I just read a truly interesting HBR article that focused on the role of management versus team members themselves in fostering an environment of creativity and innovation.
Most of the discussions today in this space, at least in my experience, are focused towards leadership or management being responsible for innovation. That is – in setting up the environment
Very little of the focus is team ward. In that, the team bears some responsibility for its own behavior, energy, and focus towards innovation.
The HBR article had some survey data that puts “the blame” squarely on both shoulders – that of “management” and the “team” in establishing the right climate.
In my view, that’s the right focus since we all play a part in creating an environment of experimentation, innovation, and creativity.
A few weeks ago I saw an article on LinkedIn that Google had decided to drop its 20% time for its teams.
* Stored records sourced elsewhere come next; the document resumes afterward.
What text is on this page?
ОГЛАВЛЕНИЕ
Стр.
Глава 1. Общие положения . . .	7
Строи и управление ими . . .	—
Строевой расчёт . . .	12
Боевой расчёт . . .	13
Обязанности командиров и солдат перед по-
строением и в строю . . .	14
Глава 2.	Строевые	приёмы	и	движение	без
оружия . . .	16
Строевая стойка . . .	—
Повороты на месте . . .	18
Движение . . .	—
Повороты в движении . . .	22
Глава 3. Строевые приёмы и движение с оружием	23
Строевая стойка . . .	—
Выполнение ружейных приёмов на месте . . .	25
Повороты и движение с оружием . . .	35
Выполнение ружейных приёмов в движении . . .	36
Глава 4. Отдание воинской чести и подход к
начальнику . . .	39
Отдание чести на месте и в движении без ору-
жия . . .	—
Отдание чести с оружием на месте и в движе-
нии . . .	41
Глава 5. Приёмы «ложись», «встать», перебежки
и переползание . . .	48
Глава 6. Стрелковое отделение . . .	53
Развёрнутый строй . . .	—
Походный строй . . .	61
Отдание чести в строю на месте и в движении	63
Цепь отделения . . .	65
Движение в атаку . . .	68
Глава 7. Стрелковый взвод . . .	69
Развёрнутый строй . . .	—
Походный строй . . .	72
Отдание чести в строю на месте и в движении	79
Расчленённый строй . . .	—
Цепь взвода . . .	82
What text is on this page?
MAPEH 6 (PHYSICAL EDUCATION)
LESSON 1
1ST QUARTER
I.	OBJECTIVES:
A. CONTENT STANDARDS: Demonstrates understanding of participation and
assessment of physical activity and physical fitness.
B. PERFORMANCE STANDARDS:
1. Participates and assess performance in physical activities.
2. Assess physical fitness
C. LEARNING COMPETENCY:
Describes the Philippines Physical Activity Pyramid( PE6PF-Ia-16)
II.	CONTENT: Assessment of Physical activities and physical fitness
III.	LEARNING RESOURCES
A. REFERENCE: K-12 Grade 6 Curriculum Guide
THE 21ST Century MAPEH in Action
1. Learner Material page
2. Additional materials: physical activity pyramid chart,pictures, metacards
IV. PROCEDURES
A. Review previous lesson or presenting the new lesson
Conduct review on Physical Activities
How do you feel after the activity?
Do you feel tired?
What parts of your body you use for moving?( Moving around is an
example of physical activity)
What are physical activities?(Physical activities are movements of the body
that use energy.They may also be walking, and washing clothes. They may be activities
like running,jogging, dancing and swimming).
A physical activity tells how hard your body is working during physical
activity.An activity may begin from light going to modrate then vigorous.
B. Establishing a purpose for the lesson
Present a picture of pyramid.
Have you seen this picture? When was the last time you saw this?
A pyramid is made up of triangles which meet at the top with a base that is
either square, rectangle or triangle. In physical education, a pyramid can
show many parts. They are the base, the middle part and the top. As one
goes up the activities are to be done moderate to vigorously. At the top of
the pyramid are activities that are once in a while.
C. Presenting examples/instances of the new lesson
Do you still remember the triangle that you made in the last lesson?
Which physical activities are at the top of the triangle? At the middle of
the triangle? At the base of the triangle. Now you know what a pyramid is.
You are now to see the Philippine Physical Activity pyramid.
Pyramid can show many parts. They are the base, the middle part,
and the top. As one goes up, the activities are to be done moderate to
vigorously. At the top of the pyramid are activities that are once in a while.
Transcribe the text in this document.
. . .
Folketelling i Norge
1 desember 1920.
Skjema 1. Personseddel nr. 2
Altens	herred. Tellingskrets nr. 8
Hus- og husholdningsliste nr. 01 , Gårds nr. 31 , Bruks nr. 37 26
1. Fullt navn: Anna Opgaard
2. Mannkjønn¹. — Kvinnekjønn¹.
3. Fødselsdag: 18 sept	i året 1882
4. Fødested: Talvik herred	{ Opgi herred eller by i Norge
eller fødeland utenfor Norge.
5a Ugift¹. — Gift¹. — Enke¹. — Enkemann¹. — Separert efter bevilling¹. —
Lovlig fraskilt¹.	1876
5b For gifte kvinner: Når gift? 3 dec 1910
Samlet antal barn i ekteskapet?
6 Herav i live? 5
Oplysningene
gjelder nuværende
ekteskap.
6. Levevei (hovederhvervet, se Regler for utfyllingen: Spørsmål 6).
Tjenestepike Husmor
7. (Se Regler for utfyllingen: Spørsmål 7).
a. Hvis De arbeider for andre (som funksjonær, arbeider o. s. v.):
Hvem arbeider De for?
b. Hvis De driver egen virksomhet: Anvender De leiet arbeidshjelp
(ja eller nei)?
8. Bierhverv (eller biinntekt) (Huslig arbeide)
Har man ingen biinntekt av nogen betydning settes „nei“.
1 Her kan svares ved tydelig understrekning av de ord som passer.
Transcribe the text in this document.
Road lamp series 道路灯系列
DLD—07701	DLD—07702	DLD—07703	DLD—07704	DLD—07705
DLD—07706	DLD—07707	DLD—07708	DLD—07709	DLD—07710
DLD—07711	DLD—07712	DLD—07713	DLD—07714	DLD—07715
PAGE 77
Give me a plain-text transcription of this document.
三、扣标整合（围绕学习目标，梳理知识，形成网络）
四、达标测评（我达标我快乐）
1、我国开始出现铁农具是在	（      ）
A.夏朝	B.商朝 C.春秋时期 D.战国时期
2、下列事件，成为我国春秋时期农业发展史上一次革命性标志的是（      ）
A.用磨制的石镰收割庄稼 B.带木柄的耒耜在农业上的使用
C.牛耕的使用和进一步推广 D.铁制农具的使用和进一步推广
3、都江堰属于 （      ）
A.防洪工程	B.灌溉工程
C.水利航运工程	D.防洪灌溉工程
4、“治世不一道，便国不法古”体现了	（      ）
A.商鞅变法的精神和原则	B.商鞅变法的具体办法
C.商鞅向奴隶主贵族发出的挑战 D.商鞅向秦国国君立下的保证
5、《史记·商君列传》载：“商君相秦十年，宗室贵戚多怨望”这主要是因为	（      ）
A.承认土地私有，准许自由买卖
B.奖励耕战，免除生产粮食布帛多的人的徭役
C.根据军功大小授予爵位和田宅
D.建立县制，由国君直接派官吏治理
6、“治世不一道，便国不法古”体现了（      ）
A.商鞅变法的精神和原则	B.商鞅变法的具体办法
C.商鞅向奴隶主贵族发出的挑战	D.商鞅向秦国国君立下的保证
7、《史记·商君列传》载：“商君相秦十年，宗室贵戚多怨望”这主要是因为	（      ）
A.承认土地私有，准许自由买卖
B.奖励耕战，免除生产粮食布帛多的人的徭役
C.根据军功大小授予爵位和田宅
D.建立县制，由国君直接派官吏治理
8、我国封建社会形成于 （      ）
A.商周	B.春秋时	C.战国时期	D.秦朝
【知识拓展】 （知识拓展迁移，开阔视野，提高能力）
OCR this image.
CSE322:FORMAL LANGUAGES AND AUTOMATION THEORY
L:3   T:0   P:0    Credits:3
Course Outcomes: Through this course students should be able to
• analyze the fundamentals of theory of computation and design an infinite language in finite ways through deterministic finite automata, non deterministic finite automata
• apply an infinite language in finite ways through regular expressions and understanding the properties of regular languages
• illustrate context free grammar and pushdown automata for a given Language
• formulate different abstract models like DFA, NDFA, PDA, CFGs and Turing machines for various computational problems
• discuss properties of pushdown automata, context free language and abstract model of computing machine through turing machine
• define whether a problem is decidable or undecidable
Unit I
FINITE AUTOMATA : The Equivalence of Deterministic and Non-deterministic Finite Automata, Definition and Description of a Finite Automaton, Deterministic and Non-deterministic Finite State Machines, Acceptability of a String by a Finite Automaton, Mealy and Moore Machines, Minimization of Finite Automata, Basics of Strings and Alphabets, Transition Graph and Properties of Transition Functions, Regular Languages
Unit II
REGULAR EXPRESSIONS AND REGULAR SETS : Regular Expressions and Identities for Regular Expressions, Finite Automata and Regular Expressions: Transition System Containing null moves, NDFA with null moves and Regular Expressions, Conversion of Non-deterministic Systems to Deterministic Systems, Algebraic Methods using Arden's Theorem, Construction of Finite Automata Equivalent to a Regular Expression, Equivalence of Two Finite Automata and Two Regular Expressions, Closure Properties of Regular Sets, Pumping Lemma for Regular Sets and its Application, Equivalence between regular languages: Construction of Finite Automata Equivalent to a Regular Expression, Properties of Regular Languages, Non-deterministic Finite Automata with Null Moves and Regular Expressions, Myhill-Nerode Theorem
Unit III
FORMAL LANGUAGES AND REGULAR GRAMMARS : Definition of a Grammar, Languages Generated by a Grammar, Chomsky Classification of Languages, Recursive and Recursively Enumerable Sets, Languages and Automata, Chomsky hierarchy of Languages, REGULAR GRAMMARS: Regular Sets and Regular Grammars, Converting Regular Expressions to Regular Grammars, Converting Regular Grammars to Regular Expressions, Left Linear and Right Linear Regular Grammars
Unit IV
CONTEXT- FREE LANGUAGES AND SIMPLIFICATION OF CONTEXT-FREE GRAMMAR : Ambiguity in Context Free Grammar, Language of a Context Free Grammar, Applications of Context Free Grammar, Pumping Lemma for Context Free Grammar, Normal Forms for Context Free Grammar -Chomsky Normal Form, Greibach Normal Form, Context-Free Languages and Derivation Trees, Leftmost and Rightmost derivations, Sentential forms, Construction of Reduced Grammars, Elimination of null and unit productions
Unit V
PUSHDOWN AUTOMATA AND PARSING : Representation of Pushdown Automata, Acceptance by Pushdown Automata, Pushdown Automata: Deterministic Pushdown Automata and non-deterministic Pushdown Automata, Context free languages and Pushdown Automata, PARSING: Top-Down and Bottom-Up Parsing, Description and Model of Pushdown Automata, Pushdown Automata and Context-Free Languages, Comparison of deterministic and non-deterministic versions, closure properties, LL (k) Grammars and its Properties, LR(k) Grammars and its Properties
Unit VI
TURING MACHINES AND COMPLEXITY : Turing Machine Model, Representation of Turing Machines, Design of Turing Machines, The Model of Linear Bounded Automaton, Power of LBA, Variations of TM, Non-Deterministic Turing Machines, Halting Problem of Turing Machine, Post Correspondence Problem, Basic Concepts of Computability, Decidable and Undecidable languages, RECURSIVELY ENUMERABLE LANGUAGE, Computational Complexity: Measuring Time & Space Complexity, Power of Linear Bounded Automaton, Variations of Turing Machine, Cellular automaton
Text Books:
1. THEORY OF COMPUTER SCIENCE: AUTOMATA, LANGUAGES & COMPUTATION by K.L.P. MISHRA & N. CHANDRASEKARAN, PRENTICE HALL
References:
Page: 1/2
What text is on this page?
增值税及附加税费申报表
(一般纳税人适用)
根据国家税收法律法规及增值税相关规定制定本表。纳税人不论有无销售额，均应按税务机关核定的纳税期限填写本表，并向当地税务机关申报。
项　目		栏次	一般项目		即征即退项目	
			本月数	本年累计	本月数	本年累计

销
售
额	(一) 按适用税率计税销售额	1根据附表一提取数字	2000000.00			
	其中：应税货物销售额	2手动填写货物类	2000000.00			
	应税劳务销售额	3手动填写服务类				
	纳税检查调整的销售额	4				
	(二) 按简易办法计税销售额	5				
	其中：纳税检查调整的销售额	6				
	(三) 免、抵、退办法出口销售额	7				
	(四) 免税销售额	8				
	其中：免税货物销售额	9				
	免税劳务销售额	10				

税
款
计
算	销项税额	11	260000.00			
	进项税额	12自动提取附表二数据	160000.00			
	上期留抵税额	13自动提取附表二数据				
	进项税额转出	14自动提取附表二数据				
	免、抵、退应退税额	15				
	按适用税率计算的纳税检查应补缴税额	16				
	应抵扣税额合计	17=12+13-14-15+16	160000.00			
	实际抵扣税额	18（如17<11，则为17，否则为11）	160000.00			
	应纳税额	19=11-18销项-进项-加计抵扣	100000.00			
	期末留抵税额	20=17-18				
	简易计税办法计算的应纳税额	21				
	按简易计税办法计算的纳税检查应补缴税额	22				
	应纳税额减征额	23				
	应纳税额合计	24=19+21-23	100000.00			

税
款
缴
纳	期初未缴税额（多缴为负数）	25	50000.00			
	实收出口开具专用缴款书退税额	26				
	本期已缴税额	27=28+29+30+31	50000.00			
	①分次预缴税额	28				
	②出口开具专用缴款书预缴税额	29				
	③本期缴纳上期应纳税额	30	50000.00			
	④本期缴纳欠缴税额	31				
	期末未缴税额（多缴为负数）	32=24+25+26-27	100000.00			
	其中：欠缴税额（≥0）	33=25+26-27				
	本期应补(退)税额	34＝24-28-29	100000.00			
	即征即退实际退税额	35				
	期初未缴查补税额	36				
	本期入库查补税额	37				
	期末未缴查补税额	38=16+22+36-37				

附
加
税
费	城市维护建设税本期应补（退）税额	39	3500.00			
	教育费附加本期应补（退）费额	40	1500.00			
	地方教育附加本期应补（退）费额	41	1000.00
If you’ve been living under a rock, this is one of the most referenced (and admired practices) at Google. In essence, every engineer was allowed to spend/invest 20% of their work time on project(s) that interested them. It was a creativity and innovation incubator of sorts. Teams would surround the “best ideas” and work on this with 20% time. As experiments would show merit, they might make it into the core products or leveraged as a new tool, technique, or method. And no, 20% time did not mean that employees worked 120% of the requisite time. It was an 80/20 split and not intended as a project schedule accelerator.
Now they’ve changed policies. Innovation is being focused more on specific teams working in labs, so more centralized. And 20% time is now jokingly referred to as 120% time as Google’s official policy hasn’t been to “remove it”, just to move it to discretionary—in each employees “spare time”. It’s too bad really, because this policy was truly inspirational to many companies.